No, if you want to be radical in this age, orthodox doctrine, creedal and confessional theology, and historic, catholic liturgy (with the expectation that God actually works through the means of grace) is about as radical and odd as you can get in the world today.  As one who danced to the tune of the moment in his youthful rebellious years, I have learned that the most radical thing there is and every has been is orthodox Christianity which takes the Scriptures at their word, seeks the fullest catholic expression of doctrine and practice, and finds the vibrant surprise of God's presence not in feeling or thought but in the Word and Sacraments that actually do what they say and deliver what they promise.

In a strange turn of events, the most conventional Christianity of all is the one that has been transformed by the spirit of the age, that listens to the heartbeat and pulse of the moment, that seeks to be on the forefront but not too far ahead of every movement of social change, that loves technology more than the unchanging Gospel, and divorces the gospel from text and story until it becomes merely a moral of the story and tacit approval of what we have always wanted or desired.  To be radical is to gather around the Word and Table of the Lord, to believe the Scriptures without seeking to find hidden meaning or principle that trumps the fact of what is said, and to rejoice that God is with us in the concrete splash of water, voice of absolution, taste of bread, and sip of wine.

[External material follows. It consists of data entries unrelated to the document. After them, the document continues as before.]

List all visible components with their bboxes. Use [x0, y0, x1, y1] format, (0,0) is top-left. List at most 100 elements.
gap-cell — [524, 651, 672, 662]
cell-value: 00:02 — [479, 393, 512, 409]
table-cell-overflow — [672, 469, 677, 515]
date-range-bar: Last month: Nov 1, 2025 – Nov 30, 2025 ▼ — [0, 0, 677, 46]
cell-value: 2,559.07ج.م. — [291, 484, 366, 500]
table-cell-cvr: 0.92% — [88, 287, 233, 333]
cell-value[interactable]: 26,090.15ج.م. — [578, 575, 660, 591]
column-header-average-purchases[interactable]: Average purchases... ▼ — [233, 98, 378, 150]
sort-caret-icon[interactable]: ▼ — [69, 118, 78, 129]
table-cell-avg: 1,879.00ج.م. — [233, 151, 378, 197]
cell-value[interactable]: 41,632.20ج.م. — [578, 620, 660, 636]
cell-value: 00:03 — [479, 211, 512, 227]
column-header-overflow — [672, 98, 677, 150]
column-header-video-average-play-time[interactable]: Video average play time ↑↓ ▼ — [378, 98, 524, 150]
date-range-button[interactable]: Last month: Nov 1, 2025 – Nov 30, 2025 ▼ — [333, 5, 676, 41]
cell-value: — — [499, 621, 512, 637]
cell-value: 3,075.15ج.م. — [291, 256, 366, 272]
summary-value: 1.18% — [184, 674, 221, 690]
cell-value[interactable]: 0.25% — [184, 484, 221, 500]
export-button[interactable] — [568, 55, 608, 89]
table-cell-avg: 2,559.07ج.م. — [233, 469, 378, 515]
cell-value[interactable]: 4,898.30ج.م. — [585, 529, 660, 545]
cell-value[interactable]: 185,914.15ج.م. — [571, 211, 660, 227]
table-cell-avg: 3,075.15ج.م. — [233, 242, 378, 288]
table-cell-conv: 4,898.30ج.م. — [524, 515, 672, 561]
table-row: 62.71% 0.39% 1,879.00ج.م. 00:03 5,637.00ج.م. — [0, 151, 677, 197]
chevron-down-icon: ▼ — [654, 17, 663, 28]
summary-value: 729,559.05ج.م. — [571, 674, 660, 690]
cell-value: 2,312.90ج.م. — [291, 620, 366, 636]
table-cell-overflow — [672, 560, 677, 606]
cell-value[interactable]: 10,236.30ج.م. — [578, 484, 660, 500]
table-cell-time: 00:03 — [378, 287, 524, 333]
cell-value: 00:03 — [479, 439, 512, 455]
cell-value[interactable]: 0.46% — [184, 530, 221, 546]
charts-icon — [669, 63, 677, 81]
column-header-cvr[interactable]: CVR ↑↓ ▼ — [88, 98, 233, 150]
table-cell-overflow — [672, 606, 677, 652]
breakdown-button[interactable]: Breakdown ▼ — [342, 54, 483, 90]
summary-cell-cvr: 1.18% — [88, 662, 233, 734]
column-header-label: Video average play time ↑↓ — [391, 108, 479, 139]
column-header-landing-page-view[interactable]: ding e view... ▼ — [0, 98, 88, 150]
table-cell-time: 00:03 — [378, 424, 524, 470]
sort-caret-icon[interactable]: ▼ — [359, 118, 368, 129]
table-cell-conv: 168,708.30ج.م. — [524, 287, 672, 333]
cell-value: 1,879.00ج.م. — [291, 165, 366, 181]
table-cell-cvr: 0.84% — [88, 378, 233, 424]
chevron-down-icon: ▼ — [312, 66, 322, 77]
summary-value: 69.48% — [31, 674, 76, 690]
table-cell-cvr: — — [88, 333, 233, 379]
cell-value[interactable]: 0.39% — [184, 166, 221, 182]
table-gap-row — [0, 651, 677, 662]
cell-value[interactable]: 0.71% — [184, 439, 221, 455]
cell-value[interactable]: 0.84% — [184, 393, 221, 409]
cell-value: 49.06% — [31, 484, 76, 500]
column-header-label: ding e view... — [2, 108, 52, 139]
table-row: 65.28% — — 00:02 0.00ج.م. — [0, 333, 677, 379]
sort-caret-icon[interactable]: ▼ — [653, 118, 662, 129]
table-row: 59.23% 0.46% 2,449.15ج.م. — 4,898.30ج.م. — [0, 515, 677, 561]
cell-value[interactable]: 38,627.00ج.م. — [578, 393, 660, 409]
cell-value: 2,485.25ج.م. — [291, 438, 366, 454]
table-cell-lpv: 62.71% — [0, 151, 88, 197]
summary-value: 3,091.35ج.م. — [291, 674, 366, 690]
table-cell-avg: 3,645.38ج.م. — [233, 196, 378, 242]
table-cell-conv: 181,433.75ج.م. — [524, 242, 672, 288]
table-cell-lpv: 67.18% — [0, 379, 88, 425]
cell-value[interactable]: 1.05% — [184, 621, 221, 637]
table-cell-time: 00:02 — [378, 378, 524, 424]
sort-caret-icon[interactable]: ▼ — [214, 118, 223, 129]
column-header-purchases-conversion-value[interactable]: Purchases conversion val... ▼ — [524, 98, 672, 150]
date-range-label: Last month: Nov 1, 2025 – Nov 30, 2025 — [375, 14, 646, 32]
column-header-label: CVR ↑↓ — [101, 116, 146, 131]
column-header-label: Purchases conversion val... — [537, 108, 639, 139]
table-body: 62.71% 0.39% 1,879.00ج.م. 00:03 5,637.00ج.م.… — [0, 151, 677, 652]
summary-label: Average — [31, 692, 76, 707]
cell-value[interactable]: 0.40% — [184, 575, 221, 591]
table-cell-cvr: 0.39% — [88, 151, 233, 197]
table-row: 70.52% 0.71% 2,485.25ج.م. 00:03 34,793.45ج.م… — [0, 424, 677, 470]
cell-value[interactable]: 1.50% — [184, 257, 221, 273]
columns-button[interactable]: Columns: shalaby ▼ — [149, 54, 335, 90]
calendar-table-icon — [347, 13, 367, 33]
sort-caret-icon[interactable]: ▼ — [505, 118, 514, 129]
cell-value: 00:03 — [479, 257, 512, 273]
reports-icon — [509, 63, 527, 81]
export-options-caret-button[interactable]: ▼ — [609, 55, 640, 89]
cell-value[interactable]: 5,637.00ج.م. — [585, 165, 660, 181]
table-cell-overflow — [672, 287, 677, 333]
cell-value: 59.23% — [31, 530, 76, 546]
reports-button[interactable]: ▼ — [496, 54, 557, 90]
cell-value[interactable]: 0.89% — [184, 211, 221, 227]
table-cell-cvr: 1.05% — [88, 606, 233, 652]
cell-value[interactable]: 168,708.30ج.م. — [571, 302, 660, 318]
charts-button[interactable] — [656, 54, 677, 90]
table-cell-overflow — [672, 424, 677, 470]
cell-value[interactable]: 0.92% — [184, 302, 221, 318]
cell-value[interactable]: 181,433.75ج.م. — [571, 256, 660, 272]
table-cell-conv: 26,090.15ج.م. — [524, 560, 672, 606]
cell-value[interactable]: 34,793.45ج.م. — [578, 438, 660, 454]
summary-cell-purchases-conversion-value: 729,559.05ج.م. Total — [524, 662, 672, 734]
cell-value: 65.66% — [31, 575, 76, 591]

There is nothing stranger to our world than a conscience and life captive to the Word of the Lord.  There is no sight more out of keeping with modern sensibility than a smokey setting of incense and prayer, chant and liturgy, preaching and Sacrament.  There is no truth more radical than one which does not adjust or change or reflect the times and tenor of the people from age to age.  There is no God more radical than the One who would inhabit a Virgin's womb, a manger bare, a crude instrument of suffering, and a cold, dark tomb.  There is no more radical hope than in death life is born and this life will transcend all earthly reality, dream, and imagination.  There is no more radical conviction than because He lives, I shall live also.

Nope, if you want to be radical, try being a confessional Lutheran gathered with other confessional Lutherans around the Word and Table of the Lord, paying homage to catholic ceremonial that flows from catholic doctrine, singing the chorales of yesteryear while adding the best of the best to the heritage of faithful song, praying with the saints the Amen of Thy will be done, joyfully giving tithe and offering in testament to God's giving love, and walking out the door to fulfill the baptismal vocation of worship, witness, prayer, service, and works of mercy.

1 comment:

Janis Williams said...

Stunningly true! As long as we choose orthodoxy because it is True, not because it is radical. It may be that as the memory of orthodoxy (their grandpa's religion) fades in the minds of the younger generation(s), they will find the little bastions remaining of that orthodoxy. In what will be left of faithful grey-heads that still need the forgivness of their sins in the absolution and the Eucharist they will see that their self-focused seeking should have been looking outside of themselves all along. God willing, they will be given Faith in Jesus Christ.